Zahlreiche Projekte wurden initiiert, so etwa der Bau von Schwimmbädern, von Spiel- und Sportplätzen, Parkanlagen oder Kulturhäusern.

Das Heidetheater (Freilichtbühne in der Schönholzer Heide): Auftritt einer Volkstanzgruppe auf der Freilichtbühne, 1959. Das Heidetheater hatte Platz für 2.500 Besucher und war mit einer Fläche von 600 Quadratmetern die größte Berliner Tanzbühne im Freien. Da die Freilichtbühne in unmittelbarer Nähe der Grenze lag, stellte man 1962 den Betrieb ein. Quelle: Museum Pankow, Foto: Herbert Görzi
Anton-Saefkow-Park: Einweihung des Parks Gumbinner Grund, 18.09.1955. Etwa 40.000 Kubikmeter Trümmerschutt wurden auf eine Höhe von bis zu 15 Metern aufgeschüttet und anschließend begrünt. 1958 wurde der Park nach dem Widerstandskämpfer Anton Saefkow benannt. Quelle: Museum Pankow, Foto: Erich Zühlsdorf
Mieterinnen bei Pflegearbeiten in der Staudenrabatte des Hauses in der Ossietzkystraße 26 in Pankow um 1960. In: Deutsche Gartenarchitektur, Zeitschrift für Grünplanung und Landschaftgestaltung, Heft 4, 1961 Quelle: Sammlung Wolfgang Krause

2.2 „Mach Mit!“ beim Bäumepflanzen!

Der Ausbau und die Pflege von Grünanlagen waren zwar offiziell erwünscht, konnten aber wegen der Mangelwirtschaft häufig nicht geleistet werden. So wurden auch die Bürger zur Mitarbeit bei der Gestaltung ihrer „sozialistischen Heimat“ aufgefordert.

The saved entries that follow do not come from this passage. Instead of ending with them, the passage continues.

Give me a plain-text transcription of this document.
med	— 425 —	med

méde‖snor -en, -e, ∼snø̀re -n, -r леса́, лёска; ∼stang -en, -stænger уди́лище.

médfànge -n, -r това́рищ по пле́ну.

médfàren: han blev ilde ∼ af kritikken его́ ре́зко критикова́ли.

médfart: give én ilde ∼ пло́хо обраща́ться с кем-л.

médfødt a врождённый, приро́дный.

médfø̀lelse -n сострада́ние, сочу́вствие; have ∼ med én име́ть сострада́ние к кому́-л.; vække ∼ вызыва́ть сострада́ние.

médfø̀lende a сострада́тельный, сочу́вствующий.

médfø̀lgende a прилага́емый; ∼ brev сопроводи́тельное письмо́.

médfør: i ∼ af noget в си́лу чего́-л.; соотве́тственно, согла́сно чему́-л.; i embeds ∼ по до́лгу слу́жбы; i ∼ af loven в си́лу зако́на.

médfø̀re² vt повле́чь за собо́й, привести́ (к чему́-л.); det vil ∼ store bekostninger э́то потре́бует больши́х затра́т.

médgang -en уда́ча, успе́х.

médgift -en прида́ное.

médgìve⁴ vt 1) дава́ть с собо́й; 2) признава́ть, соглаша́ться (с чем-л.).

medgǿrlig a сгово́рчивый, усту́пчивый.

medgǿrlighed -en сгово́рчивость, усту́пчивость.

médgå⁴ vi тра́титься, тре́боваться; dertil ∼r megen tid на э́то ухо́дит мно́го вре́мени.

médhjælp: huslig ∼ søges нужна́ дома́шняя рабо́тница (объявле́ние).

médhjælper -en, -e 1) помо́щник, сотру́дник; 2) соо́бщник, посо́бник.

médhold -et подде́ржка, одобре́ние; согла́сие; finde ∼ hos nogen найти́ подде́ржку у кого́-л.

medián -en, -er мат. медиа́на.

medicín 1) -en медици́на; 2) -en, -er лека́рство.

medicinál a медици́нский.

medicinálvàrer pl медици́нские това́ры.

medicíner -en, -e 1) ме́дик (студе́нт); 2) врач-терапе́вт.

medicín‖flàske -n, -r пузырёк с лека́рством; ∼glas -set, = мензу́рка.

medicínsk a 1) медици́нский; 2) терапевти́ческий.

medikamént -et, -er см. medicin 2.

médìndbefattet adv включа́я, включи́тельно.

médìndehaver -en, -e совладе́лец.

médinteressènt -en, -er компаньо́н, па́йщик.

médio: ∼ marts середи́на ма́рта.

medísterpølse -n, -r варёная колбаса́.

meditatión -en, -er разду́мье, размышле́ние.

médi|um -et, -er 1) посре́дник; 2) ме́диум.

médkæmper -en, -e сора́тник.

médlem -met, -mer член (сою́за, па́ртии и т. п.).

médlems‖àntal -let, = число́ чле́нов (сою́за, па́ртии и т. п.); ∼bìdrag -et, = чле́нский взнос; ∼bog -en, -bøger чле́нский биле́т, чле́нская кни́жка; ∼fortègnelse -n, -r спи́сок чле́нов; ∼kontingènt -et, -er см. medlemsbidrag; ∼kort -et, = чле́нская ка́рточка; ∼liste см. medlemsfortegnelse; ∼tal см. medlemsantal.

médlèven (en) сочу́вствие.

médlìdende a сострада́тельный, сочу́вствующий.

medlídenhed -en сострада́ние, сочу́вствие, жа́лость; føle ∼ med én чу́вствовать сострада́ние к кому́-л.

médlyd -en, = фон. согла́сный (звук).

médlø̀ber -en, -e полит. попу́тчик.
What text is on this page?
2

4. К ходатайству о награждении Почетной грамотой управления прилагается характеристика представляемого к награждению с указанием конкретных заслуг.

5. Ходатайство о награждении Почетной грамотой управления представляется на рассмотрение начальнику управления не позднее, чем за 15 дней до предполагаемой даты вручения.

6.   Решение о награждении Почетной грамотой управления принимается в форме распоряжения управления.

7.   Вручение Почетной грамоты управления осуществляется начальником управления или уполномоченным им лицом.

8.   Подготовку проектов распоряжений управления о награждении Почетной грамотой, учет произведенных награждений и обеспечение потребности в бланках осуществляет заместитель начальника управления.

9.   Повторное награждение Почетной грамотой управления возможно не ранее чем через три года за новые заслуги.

Die als Subbotniks bezeichneten Arbeitseinsätze fanden meist am Samstag- oder Sonntagvormittag statt, sodass auch Schüler teilnehmen konnten. Sie waren Teil des sozialistischen Erziehungssystems und galten als gesellschaftlicher Auftrag.Mithilfe von Pflegeverträgen zwischen Gartenamt und Bürgern kompensierte man die notorisch fehlenden Arbeitskräfte und regte mit Erfolg die Eigeninitiative der Menschen an. Der Bezirk Prenzlauer Berg verfügte Mitte der 1980er Jahre über etwa 250 Hektar Grünfläche. Um allein 100 Hektar kümmerten sich 1.200 sogenannte Pflegepartner.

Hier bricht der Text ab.